Unfurl v2025.02 adds parsing of obfuscated IP addresses, more Bluesky timestamps, and more!

Ryan Benson

Feb 19, 2025 • 2 min read

A new Unfurl release is here! v2025.02 adds new features and some fixes, including:

Parsing of IP addresses, including encoded or obfuscated variants
Resolving Bluesky handles to their backing identifiers (DIDs), and then looking up that DID in the plc.directory audit log to find its creation timestamp
Bug fixes and speed enhancements for bulk parsing

This is a relatively small release; but in addition to the new features, it fixes a few bugs (see the full changelog on the GitHub release page). Get it now, or read on for more details about the new features!

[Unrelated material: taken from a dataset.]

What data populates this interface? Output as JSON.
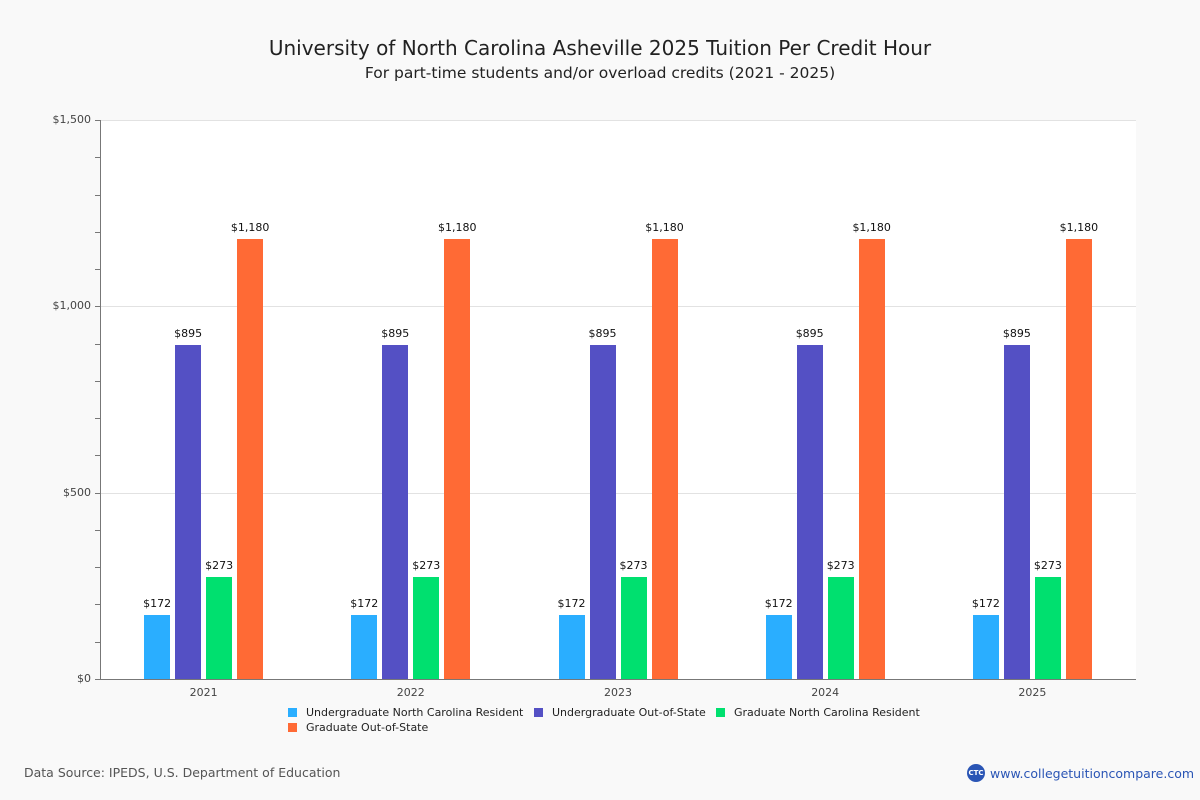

Parsing of IP Addresses (in many forms)

Unfurl previously only parsed domain names, but now can correctly recognize IP addresses. Not just IPs as they most typically appear (like 8.8.8.8 or 10.0.0.1), but in other forms, which are often used by attackers to try to obscure the actual destination (like http://example.com@1157586937). Below are more supported examples (from a Trustwave report); all examples point to a Google IP:

Dotted decimal IP address: https://216.58.199.78 (the most common)
Octal IP address: https://0330.0072.0307.0116 (convert each decimal number to octal)
Hexadecimal IP address: https://0xD83AC74E (convert each decimal number to hexadecimal)
Integer or DWORD IP address: https://3627730766 (convert hexadecimal IP to integer)

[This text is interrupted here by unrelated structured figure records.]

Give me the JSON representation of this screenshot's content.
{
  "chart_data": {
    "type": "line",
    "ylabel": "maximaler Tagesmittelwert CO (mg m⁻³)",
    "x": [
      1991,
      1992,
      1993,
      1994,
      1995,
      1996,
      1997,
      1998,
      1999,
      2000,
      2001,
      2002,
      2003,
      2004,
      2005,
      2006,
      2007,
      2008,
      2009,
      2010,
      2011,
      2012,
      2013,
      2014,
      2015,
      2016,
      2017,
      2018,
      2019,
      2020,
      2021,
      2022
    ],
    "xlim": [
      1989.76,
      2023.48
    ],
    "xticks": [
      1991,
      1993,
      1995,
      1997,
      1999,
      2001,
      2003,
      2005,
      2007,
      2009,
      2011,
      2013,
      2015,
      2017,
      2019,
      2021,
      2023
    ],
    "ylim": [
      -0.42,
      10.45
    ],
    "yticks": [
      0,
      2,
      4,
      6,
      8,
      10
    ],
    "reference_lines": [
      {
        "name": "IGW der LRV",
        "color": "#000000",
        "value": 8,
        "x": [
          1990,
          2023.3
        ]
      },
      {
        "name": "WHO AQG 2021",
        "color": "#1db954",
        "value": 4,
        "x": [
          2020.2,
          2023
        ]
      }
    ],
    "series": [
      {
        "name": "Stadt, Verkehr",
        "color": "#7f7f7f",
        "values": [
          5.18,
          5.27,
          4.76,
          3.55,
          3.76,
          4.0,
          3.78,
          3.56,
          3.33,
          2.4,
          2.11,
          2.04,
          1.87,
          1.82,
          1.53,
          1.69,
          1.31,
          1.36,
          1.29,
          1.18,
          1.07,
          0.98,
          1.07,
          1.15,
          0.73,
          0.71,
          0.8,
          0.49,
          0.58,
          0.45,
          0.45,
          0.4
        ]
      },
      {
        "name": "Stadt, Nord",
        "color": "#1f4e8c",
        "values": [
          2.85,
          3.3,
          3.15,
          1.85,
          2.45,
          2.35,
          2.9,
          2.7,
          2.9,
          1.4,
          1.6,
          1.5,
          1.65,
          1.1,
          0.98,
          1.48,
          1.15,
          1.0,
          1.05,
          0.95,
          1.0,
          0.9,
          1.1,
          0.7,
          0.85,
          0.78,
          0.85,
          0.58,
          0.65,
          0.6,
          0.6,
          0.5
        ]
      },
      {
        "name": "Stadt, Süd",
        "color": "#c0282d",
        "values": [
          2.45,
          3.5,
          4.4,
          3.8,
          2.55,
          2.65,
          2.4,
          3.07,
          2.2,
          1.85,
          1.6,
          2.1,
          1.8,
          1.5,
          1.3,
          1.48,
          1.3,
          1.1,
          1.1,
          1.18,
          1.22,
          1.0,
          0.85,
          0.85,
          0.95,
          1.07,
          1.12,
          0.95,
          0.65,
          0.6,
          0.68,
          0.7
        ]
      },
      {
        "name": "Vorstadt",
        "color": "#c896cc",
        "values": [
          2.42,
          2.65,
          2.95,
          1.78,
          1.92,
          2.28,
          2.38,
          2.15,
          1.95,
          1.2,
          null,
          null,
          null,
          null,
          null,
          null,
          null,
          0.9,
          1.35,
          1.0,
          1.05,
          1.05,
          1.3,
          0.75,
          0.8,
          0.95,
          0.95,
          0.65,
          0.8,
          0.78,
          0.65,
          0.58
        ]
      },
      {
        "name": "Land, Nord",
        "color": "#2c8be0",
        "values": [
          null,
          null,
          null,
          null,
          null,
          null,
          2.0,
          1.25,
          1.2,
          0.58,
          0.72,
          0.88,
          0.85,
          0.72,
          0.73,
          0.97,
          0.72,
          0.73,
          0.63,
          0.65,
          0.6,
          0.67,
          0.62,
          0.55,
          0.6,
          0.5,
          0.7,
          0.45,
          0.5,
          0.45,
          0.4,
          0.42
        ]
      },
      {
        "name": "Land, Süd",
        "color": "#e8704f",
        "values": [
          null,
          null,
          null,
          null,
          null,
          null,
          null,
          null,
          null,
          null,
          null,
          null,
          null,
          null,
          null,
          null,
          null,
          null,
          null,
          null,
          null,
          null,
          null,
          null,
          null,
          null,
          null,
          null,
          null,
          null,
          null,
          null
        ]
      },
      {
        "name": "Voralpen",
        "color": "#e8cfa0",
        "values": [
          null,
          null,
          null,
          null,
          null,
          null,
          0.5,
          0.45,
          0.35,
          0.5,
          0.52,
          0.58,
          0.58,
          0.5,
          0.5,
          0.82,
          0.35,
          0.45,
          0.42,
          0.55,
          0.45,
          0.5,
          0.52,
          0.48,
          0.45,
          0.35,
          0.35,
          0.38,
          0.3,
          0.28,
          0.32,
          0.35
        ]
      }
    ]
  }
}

Unfurl parsing a deceptive URL with a username and encoded IP address

Parsing and Lookups of Bluesky Handles

Unfurl added support for parsing the embedded timestamps out of Bluesky post IDs ("TIDs") in the v2024.11 release; this latest release adds the ability to resolve a Bluesky handle to its underlying did , then consult the plc.directory audit log to see when that did was created.

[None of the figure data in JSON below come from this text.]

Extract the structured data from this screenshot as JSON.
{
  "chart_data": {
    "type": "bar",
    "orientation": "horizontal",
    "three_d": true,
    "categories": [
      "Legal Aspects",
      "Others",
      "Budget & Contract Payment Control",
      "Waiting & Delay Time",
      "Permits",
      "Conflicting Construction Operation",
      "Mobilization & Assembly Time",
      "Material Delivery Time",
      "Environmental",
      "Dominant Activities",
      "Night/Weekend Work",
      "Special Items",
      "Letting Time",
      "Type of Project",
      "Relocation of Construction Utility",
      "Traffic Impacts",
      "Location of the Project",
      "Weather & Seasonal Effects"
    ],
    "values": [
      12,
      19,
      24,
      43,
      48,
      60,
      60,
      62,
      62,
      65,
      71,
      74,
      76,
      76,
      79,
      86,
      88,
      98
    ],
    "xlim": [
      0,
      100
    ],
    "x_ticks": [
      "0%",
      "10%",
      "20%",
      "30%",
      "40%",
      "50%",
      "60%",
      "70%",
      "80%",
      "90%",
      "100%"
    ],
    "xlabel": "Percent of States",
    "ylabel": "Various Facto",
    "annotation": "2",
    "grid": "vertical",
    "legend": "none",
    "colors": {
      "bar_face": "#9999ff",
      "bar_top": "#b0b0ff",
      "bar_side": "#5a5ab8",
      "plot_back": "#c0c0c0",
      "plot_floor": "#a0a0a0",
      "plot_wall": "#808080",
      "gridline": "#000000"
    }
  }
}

Unfurl parsing a bsky.app URL, showing the handle creation and the post timestamps

ℹ️

Note: both the handle resolution and reading the creation timestamp from the audit log require a remote lookup, which is disabled by default in the local Python version. You can enable it by changing the unfurl.ini file.

Get it!

Those are the major items in this Unfurl release. There are more changes that didn't make it into the blog post; check out the release notes for more. To get Unfurl with these latest updates, you can:

use it online at dfir.blog/unfurl or unfurl.link
if using pip, pip install dfir-unfurl -U will upgrade your local Unfurl to the latest
View the release on GitHub

All features work in both the web UI and command line versions.